Critique de film / Chute fatale : „Sur les chemins noirs“ de Denis Imbert
Librement adapté du roman éponyme de Sylvain Tesson, „Sur les chemins noirs“ montre un homme traverser la France en n’empruntant que les chemins les plus escarpés et les plus solitaires. Durement touché par une vie dissolue, un accident grave et des problèmes de santé, l’écrivain-aventurier, un homme accablé qui n’aura de cesse de se relever, toujours et encore, trouve dorénavant tout son bonheur loin des hommes, „en compagnie de la seule maîtresse qui ne vous trompe jamais: la liberté“.
Ce sont de telles grandiloquences, notées par l’aventurier sur un calepin et lues à voix-off par un Jean Dujardin dont la cicatrice dénote une vie durement vécue, qui accompagnent des vues montagnardes splendides, façon „Le Otto Montagne“, dans un film qui rappelle les tableaux d’un Caspar David Friedrich ou les propos des romantiques sur la solitude de l’homme au beau milieu d’une nature hostile.

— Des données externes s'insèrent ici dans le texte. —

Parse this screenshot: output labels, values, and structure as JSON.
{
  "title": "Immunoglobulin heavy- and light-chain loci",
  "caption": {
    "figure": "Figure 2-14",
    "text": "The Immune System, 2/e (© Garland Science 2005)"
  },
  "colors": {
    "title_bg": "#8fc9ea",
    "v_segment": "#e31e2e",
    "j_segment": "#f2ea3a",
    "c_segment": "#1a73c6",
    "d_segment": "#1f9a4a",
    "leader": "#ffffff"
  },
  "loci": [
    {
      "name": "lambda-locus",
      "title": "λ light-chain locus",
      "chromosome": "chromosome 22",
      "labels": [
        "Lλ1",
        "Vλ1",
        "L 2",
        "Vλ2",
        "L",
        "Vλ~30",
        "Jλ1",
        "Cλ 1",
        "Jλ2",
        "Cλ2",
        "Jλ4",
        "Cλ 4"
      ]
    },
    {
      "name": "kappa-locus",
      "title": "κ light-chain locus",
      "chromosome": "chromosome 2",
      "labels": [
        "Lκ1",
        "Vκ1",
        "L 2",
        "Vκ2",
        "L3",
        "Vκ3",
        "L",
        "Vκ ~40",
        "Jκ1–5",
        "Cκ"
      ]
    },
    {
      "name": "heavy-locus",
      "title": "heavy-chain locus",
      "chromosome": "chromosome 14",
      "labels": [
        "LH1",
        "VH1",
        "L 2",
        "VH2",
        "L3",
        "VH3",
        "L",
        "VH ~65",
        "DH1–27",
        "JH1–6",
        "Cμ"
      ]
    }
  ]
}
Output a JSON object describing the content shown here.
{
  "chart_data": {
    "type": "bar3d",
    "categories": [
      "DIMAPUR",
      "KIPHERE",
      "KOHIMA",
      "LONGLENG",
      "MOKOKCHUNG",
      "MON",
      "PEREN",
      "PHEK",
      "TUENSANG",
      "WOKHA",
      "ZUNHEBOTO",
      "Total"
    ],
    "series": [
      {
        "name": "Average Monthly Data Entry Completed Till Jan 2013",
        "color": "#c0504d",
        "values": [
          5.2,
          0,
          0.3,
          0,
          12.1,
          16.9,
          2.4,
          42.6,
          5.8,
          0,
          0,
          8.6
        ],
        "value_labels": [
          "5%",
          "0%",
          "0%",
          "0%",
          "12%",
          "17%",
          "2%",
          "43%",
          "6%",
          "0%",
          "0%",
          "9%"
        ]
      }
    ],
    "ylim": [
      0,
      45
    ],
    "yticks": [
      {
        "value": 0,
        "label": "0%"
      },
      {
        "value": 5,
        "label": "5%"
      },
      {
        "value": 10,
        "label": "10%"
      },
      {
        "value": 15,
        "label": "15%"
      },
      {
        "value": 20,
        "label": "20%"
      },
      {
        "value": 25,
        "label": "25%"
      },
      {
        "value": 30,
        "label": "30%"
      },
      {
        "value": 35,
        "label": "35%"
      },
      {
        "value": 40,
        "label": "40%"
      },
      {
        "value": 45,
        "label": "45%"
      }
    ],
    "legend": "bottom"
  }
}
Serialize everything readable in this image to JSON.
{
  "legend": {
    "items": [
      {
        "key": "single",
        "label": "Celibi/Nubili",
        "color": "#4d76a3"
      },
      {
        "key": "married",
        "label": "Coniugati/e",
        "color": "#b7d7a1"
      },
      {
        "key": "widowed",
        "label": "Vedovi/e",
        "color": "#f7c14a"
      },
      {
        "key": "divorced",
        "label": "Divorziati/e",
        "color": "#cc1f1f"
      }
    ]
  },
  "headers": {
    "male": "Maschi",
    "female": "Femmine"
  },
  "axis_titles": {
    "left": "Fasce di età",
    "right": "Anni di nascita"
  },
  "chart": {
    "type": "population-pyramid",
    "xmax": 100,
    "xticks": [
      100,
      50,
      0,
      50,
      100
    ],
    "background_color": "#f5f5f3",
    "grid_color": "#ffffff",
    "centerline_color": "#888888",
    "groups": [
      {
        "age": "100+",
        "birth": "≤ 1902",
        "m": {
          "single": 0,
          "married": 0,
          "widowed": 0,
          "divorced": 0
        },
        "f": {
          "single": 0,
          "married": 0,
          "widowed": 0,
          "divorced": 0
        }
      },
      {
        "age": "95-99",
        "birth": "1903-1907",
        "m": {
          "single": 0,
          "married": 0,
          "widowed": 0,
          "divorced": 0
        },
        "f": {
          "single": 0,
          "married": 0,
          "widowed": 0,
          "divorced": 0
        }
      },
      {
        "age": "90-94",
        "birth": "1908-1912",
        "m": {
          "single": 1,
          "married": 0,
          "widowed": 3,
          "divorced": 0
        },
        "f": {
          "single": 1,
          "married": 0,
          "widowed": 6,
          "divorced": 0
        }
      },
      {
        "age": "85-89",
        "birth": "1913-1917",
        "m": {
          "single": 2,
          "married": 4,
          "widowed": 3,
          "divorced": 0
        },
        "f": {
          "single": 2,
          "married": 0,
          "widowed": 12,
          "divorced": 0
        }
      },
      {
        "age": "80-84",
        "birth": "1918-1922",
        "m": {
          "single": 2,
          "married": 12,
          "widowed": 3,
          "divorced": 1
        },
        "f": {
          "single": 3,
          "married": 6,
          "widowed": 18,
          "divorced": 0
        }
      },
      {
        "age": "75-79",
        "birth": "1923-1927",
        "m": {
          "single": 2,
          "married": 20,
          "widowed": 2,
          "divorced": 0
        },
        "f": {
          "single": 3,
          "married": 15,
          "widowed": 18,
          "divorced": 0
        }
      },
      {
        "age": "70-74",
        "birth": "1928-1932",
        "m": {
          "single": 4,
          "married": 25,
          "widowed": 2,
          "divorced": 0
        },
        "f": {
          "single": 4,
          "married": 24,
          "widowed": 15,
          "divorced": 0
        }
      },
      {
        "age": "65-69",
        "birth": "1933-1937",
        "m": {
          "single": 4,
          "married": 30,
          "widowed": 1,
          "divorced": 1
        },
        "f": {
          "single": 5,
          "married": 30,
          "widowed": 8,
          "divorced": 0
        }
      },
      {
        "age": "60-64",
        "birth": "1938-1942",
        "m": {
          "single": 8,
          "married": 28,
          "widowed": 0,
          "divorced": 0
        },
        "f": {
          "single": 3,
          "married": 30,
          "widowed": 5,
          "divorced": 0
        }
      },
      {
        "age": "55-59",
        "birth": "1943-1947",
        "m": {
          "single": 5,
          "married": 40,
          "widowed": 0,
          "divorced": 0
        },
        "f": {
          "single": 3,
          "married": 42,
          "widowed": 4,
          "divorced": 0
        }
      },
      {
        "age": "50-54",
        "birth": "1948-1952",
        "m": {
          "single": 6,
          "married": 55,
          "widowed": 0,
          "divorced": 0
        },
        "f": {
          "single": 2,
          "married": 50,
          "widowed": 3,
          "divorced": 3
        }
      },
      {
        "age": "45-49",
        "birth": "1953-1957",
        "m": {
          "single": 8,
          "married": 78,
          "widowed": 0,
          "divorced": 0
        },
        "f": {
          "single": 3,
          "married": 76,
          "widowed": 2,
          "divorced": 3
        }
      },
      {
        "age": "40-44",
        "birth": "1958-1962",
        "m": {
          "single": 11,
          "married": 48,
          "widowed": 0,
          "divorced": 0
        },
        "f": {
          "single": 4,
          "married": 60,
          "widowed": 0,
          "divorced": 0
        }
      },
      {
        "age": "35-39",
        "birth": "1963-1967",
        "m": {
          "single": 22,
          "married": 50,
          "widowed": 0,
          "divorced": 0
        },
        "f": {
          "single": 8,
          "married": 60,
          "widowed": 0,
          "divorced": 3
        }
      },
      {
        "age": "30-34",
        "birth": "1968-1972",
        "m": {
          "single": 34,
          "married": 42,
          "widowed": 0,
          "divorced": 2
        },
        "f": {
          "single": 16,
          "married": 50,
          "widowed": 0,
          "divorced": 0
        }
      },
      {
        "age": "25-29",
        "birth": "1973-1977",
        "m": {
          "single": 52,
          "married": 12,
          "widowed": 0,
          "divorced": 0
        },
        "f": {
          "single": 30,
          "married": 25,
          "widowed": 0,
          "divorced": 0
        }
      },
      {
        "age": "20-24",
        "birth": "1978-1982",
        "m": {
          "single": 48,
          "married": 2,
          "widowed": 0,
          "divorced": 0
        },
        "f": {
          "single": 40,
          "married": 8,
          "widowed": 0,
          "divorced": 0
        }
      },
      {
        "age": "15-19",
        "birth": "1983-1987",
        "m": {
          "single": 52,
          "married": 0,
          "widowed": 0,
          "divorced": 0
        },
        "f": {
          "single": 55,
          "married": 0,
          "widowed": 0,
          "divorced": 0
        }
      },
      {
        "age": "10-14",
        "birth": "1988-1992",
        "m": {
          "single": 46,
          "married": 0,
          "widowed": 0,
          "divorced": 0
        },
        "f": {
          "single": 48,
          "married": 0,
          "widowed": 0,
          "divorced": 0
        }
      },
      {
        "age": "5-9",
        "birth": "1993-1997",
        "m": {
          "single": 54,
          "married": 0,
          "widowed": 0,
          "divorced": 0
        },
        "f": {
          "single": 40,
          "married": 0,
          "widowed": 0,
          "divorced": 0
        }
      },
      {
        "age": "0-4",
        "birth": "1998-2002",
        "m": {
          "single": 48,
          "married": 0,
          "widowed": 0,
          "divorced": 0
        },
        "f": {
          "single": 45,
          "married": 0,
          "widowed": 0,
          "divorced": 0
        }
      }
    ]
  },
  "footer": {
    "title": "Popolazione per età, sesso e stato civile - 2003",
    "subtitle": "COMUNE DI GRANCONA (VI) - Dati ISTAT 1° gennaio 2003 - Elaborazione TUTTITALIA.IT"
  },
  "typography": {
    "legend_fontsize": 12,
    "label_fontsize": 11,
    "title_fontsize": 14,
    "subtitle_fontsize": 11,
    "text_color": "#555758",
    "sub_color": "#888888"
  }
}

Egrenant les clichés, le film recompose, à coups de déclencheurs mnésiques pseudo-proustiens, la vie dissolue d’avant l’accident, où l’aventurier pose en mondain zélé, qu’on voit draguer tout ce qui bouge et signer des bouquins, quand il ne fait pas les deux à la fois: lors d’une séance dédicace, sa future partenaire – qui le quittera évidemment, parce qu’il aime plus la vie dangereuse que leur couple – lui demande ce qui lui a le plus manqué lors de ses expéditions, à quoi il répondra, sans que cette remarque soit ironique et sans que le réalisateur ne paraisse la condamner: „Ce qui m’a peut-être plus manqué là-haut, c’est vous, Mademoiselle.“
Bref, le film s’empêtre, à la fois dans ses analepses que dans le présent du récit, dans des scènes éculées, ce qui est d’autant plus dommage que, dans de rares moments où il montre et commente la désertion de la campagne, se dessine en creux un tout autre film, qui aurait pu se faire si Imbert s’était résolu à s’éloigner un peu de son personnage central aussi plat que les montagnes qu’il escalade ne le sont pas.